■臨床麻酔とクリティカルケアのMCQ問題■ 2012-02-01




【問題1】(麻酔科学用語) コロン以下の日本語に相当する英単語、フレーズを答えよ。

(1) (__________s) : 吐血

(2) (a____) (m_________) : α運動ニューロン

(3) (h____________) : 硝子化/ヒアリン化

(4) (b_____) (t__) : 血性穿刺

(5) (t________) (l____) (v____) : 天井値


[解答]
(1)hematemesis(2)alpha motoneuron
(3)hyalinization(4)bloody tap
(5)threshold limit value


[出典] 麻酔科学用語集 第3版



【問題2】(外傷・出血・感染) 正常の止血機能を維持できる30%の凝固因子レベルは、PT、APTTともに正常対照の( )倍に対応する。
1) 1.2 2) 1.5 3) 1.8 4) 2 5) 3

[解説] 血友病などの先天性凝固因子欠乏症の臨床的観察から、凝固因子活性が5~10%以上あれば自然出血は起こらない、また20~30%以上あれば正常の止血機能を維持できる。正常の止血機能を維持できる30%の凝固因子レベルは、PT、APTTともに正常対照の1.5倍に対応する。外科的処置を行なう場合には凝固因子レベルを30%程度には維持する。


[正解] 2 [出典] Lisa.Vol4-No3-p234



【問題3】(疼痛管理) 癌性疼痛の治療に関して正しいのはどれか。

ア:癌性疼痛に対する第1選択薬は非ステロイド性消炎薬である。

イ:徐放性モルヒネは入院患者のみが対象となる。

ウ:硬膜外腔にモルヒネを長期投与することがある。

エ:フェノールによる神経破壊ブロック後には有痛性末梢神経障害を起こす傾向が強い。

[解説] 神経破壊ブロックにより、良好な結果が得られるのは50-60%である。最大の問題は、運動障害、膀胱、直腸障害が起きてしまう可能性があることである。腫瘍の進展が早く、ブロックした範囲を超えてしまうこともある。永久ブロックにはアルコールとフェノールが用いられる。フェノールはグリセリンに溶解して高比重となっており、注入時に痛みがなく局所麻酔薬用の作用ですぐに鎮痛が得られるが、神経破壊には15分くらいかかる。アルコールの場合、低比重であり、注入時痛があり、神経破壊はただちに起こる。永久ブロックとはいっても、約半数で効果は2カ月,1/4で効果は1カ月であったという報告もある。有痛性末梢神経障害はアルコールブロックの方が多い。

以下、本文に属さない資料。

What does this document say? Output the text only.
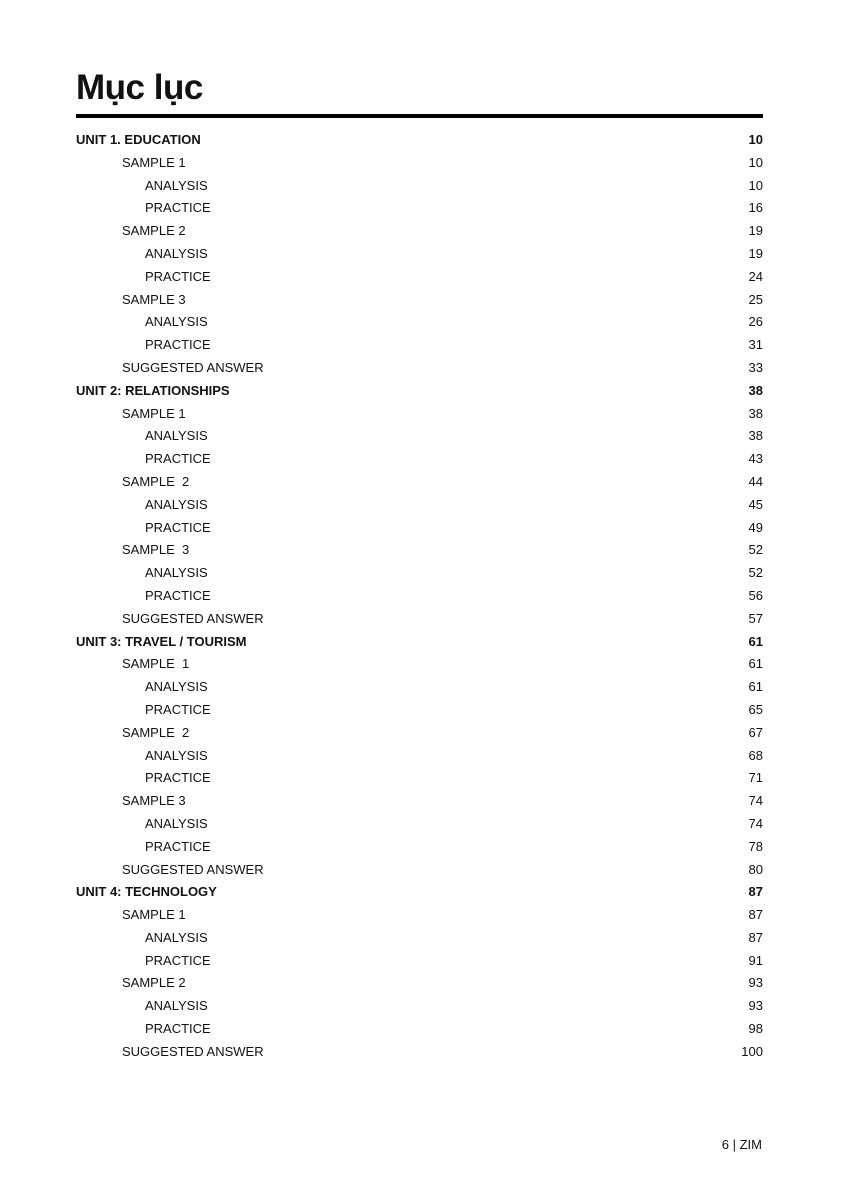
Mục lục
UNIT 1. EDUCATION	10
SAMPLE 1	10
ANALYSIS	10
PRACTICE	16
SAMPLE 2	19
ANALYSIS	19
PRACTICE	24
SAMPLE 3	25
ANALYSIS	26
PRACTICE	31
SUGGESTED ANSWER	33
UNIT 2: RELATIONSHIPS	38
SAMPLE 1	38
ANALYSIS	38
PRACTICE	43
SAMPLE  2	44
ANALYSIS	45
PRACTICE	49
SAMPLE  3	52
ANALYSIS	52
PRACTICE	56
SUGGESTED ANSWER	57
UNIT 3: TRAVEL / TOURISM	61
SAMPLE  1	61
ANALYSIS	61
PRACTICE	65
SAMPLE  2	67
ANALYSIS	68
PRACTICE	71
SAMPLE 3	74
ANALYSIS	74
PRACTICE	78
SUGGESTED ANSWER	80
UNIT 4: TECHNOLOGY	87
SAMPLE 1	87
ANALYSIS	87
PRACTICE	91
SAMPLE 2	93
ANALYSIS	93
PRACTICE	98
SUGGESTED ANSWER	100
6 | ZIM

[正解] (ア)、(イ)、(ウ) [出典] 麻酔科クリニカル問題集




【問題4】(代謝・内分泌) IVHで栄養補給する場合、安静時のカロリー投与量としては体重あたりどれくらいか?
1) 30Cal/kg
3) 25Cal/kg
5) 40Cal/kg
2) 20Cal/kg
4) 35Cal/kg


[解説] IVHで栄養補給する場合、安静時のカロリー投与量としては体重あたり30Cal/kg(cf:糖尿病の食餌療法は標準体重の30Cal/kg)、強い侵襲時のカロリー投与量としては体重あたり40~50Cal/kg、カロリー窒素比は150~200くらいにする。通常非アミノ酸カロリー1000Calあたり12%アミノ酸溶液は300~400mlくらい投与する。